Les chercheurs ont récemment découvert des informations sur l’histoire génétique des espèces sauvages apparentées au pois chiche, laissant ainsi présager un avenir promoteur pour cette légumineuse populaire dont les efforts en vue de l’améliorer ont été freinés par le manque criant de diversité génétique.
 
De nombreuses cultures alimentaires locales et importantes sont cultivées dans plusieurs régions du monde faisant face à des changements rapides et à des niveaux d’insécurité alimentaire élevés.

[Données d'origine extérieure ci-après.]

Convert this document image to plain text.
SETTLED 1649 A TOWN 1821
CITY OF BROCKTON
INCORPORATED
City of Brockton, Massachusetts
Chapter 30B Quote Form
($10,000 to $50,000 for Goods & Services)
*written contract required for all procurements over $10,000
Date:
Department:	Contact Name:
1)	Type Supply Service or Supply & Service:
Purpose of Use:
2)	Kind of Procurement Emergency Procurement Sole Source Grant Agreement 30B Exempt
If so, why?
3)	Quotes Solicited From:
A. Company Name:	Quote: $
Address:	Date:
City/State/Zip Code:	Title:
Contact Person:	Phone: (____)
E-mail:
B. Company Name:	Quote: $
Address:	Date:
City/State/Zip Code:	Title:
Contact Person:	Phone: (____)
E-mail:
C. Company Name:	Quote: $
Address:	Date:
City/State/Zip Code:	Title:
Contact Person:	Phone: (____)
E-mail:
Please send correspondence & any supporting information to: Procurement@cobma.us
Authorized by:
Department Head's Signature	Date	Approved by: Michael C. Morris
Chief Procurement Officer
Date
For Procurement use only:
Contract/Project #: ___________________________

Afin d’aider les pays à protéger les espèces essentielles à leur approvisionnement alimentaire dans leur propre habitat naturel – où elles pourront continuer à développer d’importantes caractéristiques utiles afin de s’adapter au changement climatique -la FAO a récemment publié des Directives volontaires pour la conservation et l’utilisation durable des espèces sauvages apparentées et des plantes alimentaires sauvages.
 
«Les espèces sauvages apparentées nous ont sauvé la vie de nombreuses fois et pourraient bien devenir des éléments centraux du kit de lutte contre le changement climatique», a déclaré M. Chikelu Mba, Phytogénéticien et responsable de l’équipe spécialisée dans les semences et les ressources génétiques à la FAO. Mettre en place des zones protégées représente la première étape. «De nombreux pays en ont et il est probablement possible d’associer conservation des espèces sauvages apparentées et conservation de la nature», a souligné M. Mba. «Mais peu de personnes savent vraiment ce que cela implique», a-t-il ajouté.
 
Les efforts de conservation doivent être intensifiés, alors que le changement climatique, l’urbanisation et la nature fluctuante de l’utilisation des terres représentent tous des menaces imminentes pour la survie de nombre de ces espèces méconnues.